Refer to the diagram below. We have the following points
- A = base of the streetlamp
- B = base of the person
- C = tip of the person's shadow
- D = top of the streetlamp
- E = head of the person
The shadow extends from point B to point C. If we let x be the the horizontal distance from the lamp to the person, then dx/dt represents the speed at which the person is walking away from the lamp. In this case, dx/dt = 4 feet per second.

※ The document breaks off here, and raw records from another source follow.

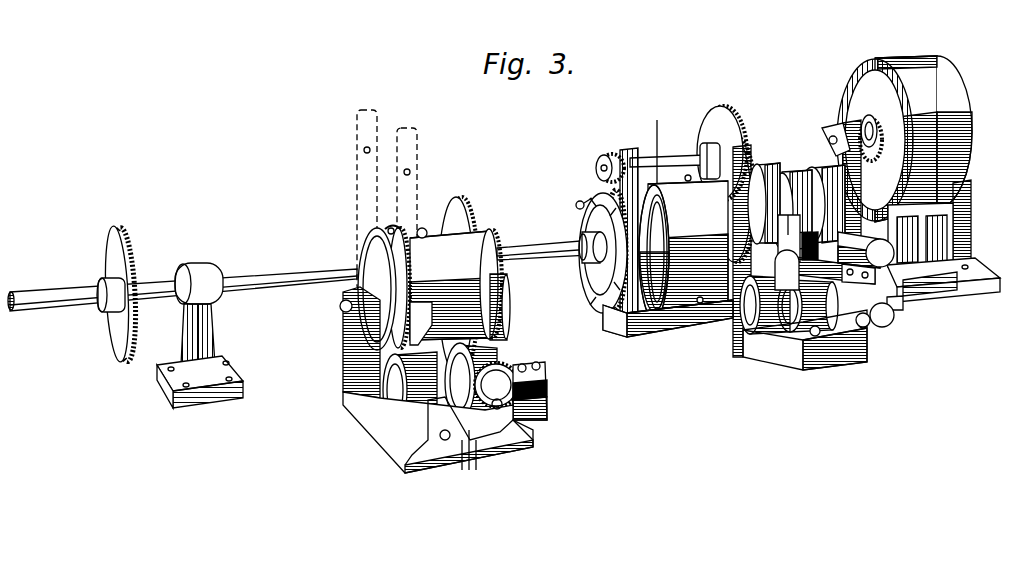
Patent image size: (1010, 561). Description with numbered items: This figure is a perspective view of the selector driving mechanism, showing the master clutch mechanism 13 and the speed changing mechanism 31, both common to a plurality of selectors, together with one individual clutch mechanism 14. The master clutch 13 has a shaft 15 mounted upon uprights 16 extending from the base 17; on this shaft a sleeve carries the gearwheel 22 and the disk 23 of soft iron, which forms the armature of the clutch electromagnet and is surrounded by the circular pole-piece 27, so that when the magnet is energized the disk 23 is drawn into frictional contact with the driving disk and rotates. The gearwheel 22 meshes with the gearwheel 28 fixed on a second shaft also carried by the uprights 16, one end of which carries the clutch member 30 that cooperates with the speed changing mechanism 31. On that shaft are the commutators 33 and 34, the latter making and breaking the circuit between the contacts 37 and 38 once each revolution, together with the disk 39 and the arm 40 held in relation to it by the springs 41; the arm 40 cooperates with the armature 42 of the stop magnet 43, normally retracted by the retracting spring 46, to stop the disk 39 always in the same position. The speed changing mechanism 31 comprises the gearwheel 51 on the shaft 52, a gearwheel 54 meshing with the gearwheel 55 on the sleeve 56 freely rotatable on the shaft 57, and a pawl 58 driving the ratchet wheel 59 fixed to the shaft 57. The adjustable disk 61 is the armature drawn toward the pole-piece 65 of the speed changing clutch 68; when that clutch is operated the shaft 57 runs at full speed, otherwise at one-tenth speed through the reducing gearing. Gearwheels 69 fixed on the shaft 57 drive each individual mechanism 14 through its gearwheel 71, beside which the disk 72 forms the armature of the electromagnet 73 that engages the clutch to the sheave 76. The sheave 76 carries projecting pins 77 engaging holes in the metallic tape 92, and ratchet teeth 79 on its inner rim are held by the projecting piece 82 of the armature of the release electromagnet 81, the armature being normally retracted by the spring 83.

The master clutch mechanism 13 is at (893, 40).
The individual clutch mechanism 14 is at (241, 335).
The shaft 15 is at (831, 133).
The uprights 16 is at (627, 152).
The base 17 is at (966, 302).
The gearwheel 22 is at (874, 126).
The disk 23 is at (875, 140).
The circular pole-piece 27 is at (950, 97).
The gearwheel 28 is at (892, 157).
The clutch member 30 is at (726, 170).
The speed changing mechanism 31 is at (639, 89).
The commutator 33 is at (787, 175).
The commutator 34 is at (812, 180).
The contact 37 is at (866, 250).
The contact 38 is at (884, 327).
The disk 39 is at (752, 170).
The arm 40 is at (762, 182).
The springs 41 is at (791, 238).
The armature 42 is at (825, 270).
The stop magnet 43 is at (768, 325).
The retracting spring 46 is at (748, 270).
The gearwheel 51 is at (715, 118).
The shaft 52 is at (680, 157).
The gearwheel 54 is at (598, 164).
The gearwheel 55 is at (606, 316).
The sleeve 56 is at (590, 260).
The shaft 57 is at (522, 246).
The pawl 58 is at (578, 202).
The ratchet wheel 59 is at (594, 297).
The disk 61 is at (654, 252).
The circular pole-piece 65 is at (656, 142).
The speed changing clutch 68 is at (688, 247).
The gearwheels 69 is at (131, 233).
The gearwheel 71 is at (506, 293).
The disk 72 is at (481, 247).
The electromagnet 73 is at (450, 285).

Let y be the length of the shadow. We can use similar triangles and proportions to help find what y is equal to in terms of x
AD/BE = AC/BC
15/6 = (x+y)/y
15y = 6(x+y)
15y = 6x+6y
15y-6y = 6x
9y = 6x
y = 6x/9
y = 2x/3
y = (2/3)*x
The length of the shadow is 2/3 that of the distance from the person to the lamp.
Now apply the derivative to both sides to compute dy/dt, which represents how fast the shadow is changing.
y = (2/3)x
dy/dt = d/dt[ (2/3)x ]
dy/dt = (2/3)*d/dt[ x ]
dy/dt = (2/3)*dx/dt
dy/dt = (2/3)*4
dy/dt = 2.667
The rate in which the shadow is lengthening is approximately 2.667 ft per second.